Он слышит цоканье копыт где-то внизу, но лошади с галереи не видно. И он равнодушно листает тетрадь, как листают не слишком интересную книжку в дождливый день.
Он не узнает свой почерк, до того он красивый, тут и печатные буквы, и гордо выведенные заглавные — он писал таким почерком только в этой тетради; буквы смывает моросящий дождь, будто написаны они особыми чернилами, которые проступают и улетучиваются. События тоже стушевываются, блекнут перед столькими часами, проведенными на свободе, перед этими новыми штанами и свитером, перед его отчаянным желанием снова увидеть свою вчерашнюю подружку. И все-таки тетрадь раскрыта на тех самых страницах, которые сильнее всего опозорили его, выставили перед всеми нелепым, униженным принцессой рыцарем; она во всеуслышание отреклась от дарованных ею милостей, а он-то старательно выводил буковки, чтобы украсить эту сказку, совсем потеряв голову от первой женской ласки в этом обнесенном стеной мире, где детям запрещается быть детьми, а их стражницам — женщинами.

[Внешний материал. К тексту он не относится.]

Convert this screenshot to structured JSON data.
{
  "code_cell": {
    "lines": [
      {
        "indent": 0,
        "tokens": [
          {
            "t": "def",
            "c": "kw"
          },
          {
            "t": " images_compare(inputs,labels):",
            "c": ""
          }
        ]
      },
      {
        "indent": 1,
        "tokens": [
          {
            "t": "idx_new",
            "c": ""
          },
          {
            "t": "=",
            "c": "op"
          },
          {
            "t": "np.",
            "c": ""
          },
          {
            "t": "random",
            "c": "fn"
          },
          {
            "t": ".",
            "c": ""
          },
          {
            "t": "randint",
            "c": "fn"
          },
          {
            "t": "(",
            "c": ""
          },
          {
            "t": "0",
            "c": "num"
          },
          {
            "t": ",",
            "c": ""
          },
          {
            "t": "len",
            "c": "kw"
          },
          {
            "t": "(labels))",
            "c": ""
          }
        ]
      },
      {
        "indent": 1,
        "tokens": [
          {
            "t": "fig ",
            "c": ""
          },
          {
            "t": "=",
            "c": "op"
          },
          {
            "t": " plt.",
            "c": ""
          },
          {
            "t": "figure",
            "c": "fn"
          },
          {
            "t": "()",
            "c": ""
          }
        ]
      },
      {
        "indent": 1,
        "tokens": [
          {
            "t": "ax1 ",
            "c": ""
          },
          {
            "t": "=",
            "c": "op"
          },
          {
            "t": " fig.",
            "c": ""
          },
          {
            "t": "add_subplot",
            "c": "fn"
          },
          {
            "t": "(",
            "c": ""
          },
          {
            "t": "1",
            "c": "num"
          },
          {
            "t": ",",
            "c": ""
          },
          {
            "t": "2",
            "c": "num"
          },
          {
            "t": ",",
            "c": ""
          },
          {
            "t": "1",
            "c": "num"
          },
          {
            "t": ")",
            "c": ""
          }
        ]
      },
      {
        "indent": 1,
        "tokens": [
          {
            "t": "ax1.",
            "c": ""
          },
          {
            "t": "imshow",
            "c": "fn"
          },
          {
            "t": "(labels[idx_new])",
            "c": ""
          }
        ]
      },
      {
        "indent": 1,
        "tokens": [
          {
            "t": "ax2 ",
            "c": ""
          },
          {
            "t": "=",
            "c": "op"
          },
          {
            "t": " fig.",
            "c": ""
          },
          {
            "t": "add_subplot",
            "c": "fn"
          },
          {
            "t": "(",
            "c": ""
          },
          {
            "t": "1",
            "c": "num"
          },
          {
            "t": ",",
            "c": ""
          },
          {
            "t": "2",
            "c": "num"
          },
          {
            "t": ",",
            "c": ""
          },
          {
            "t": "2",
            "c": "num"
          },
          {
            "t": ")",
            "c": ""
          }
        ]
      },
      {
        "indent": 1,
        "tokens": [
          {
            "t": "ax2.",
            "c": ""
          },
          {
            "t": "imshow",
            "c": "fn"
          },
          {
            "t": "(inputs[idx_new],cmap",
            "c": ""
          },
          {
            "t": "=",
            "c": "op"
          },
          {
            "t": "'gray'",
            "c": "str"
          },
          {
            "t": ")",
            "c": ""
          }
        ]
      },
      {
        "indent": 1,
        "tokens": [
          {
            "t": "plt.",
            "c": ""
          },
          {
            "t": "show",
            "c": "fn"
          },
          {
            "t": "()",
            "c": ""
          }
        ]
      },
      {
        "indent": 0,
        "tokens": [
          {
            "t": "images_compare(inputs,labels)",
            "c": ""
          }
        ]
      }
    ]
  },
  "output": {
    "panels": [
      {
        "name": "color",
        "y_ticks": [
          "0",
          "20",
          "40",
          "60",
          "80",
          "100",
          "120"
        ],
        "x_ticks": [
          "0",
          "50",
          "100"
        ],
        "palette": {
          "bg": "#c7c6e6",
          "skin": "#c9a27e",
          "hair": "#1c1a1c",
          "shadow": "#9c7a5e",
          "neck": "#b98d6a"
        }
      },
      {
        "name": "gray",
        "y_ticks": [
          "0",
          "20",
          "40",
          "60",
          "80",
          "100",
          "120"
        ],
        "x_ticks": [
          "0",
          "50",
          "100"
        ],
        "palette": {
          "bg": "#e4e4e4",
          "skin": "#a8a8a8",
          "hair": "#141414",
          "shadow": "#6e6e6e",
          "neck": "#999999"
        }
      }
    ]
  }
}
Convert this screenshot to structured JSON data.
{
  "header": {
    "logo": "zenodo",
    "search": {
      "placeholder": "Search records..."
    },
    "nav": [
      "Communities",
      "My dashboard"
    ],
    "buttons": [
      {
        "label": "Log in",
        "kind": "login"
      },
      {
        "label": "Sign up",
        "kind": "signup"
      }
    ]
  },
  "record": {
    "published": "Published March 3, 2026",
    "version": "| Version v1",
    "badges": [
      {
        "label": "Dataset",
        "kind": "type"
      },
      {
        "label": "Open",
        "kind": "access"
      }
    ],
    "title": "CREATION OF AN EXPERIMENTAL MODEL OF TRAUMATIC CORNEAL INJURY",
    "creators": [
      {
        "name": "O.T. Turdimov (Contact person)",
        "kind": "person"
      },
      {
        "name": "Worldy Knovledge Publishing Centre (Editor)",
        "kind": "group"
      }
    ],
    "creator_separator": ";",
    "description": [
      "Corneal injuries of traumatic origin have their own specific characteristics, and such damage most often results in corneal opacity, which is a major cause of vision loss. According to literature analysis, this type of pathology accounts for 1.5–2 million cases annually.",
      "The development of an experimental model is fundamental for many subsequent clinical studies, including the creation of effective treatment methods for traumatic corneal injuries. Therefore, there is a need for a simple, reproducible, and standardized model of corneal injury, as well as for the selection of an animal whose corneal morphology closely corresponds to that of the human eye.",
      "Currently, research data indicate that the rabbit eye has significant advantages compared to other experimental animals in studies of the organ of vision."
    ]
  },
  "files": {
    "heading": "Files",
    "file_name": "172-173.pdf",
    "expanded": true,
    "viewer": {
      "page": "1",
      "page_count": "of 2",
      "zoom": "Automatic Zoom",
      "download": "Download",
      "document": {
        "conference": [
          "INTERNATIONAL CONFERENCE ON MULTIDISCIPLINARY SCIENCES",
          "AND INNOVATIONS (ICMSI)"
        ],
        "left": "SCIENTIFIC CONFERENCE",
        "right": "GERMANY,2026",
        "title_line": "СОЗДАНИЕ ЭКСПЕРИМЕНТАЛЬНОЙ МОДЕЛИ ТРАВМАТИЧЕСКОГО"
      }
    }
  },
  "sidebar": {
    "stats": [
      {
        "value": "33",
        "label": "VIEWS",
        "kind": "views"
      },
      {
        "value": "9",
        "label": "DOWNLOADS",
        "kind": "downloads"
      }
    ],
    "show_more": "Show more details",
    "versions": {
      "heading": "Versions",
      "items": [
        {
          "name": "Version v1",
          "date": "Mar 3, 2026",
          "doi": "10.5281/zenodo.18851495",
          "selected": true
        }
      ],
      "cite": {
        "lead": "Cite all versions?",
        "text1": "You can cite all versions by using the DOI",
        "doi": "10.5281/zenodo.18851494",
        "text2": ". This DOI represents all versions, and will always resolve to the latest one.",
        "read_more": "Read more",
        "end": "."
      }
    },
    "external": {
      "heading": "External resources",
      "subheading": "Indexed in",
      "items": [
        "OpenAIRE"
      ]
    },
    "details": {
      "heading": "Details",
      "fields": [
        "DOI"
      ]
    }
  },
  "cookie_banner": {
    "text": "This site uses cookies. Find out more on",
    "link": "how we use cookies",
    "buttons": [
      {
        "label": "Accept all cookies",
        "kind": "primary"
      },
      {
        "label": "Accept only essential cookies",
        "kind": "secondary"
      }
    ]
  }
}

Ложась спать, она оставляла за занавесками зажженный ночник, и он долго следил за ее тенью, за ее движениями. Быть может, она действительно снимала чепец и распускала свои светлые волосы, прежде чем потушить лампу — этого он уже не мог точно сказать, — но раздевалась она в темноте, и он никогда не посмел бы утверждать обратное. Однако в тетради появились следующие постыдные строки:
«Я хотел было, повинуясь закону чести, опустить глаза, но перед такой красотой веки мои словно окаменели. Сквозь неплотно задернутую занавеску я увидел рассыпавшиеся по плечам белокурые волосы, каких нет ни у одной из девушек королевства. А потом — пусть мне никогда больше не видеть солнца! — я увидел грудь, более округлую и белоснежную, чем у богоматери в часовне, если счистить сверху голубую краску, и грудь эта чуть трепетала, подобно раненой голубке. Тогда я снова стал человеком чести и опустил глаза. Теперь я твердо знал, что это настоящая принцесса, обреченная жить в монастыре, и именно та, по которой томилась моя душа».
И конечно, напрасно, раздавленный стыдом перед благородной скорбью Святой Сабины, еле касавшейся костлявыми пальцами великомученицы крамольной тетради, а главное, перед огорчением и гневом самой Святой Агнессы, он потом утверждал, что всего лишь пытался описать картинку, которую когда-то видел в книжке. По множеству подробностей, приведенных в тетрадке, нетрудно было догадаться, кто такая принцесса с прекрасной грудью, скрытой под монашеским одеянием, и кто такая колдунья по прозвищу Свиное Копыто, так что никаких сомнений в его низости не оставалось. Святая Агнесса, краснея, робко ссылалась на корь и на бред. Святая Сабина, возведя очи горе, прочла молитву и голосом, способным навеки отбить вкус к псалмопениям, горько посетовала, что нельзя изгнать отсюда этого порочного мальчишку, коль скоро изгнать его попросту некуда, и объявила наконец, что Святая Агнесса неповинна в этой груди, с которой надо счистить голубую краску, а автора этих отнюдь не рыцарственных строк признала виновным во лжи, в одиноком грехе и в покушении на целомудрие своих сотоварищей — ибо он оставлял в пределах досягаемости тетрадь с подобными непристойностями — и огласила приговор: три дня на коленях, во дворе и в классе, в столовой и на перемене.
Это случилось еще до того, как он решился свести счеты с длинным Жюстеном, и эти три дня его враг насладился вдосталь, безнаказанно подвергая его самым дьявольским пыткам. Через несколько дней Свиное Копыто, не скрывая злорадства, сообщила, что Святая Агнесса отправлена миссионеркой в дальние страны, и снова безраздельно воцарилась над ними.
Что-то прекрасное и хрупкое было сломано по его вине, и он усвоил раз и навсегда, что существуют мысли, которые ни в коем случае нельзя записывать, они навеки должны быть погребены в его голове.
Так зачем же спустя столько времени они вернули ему тетрадь? А дядя и тетки, они, наверно, тоже ее прочли? Страницы от дождя склеились. Он старательно рвет их в клочки, скатывает в шарики и кидает в мусорный ящик, стоящий в конце галереи.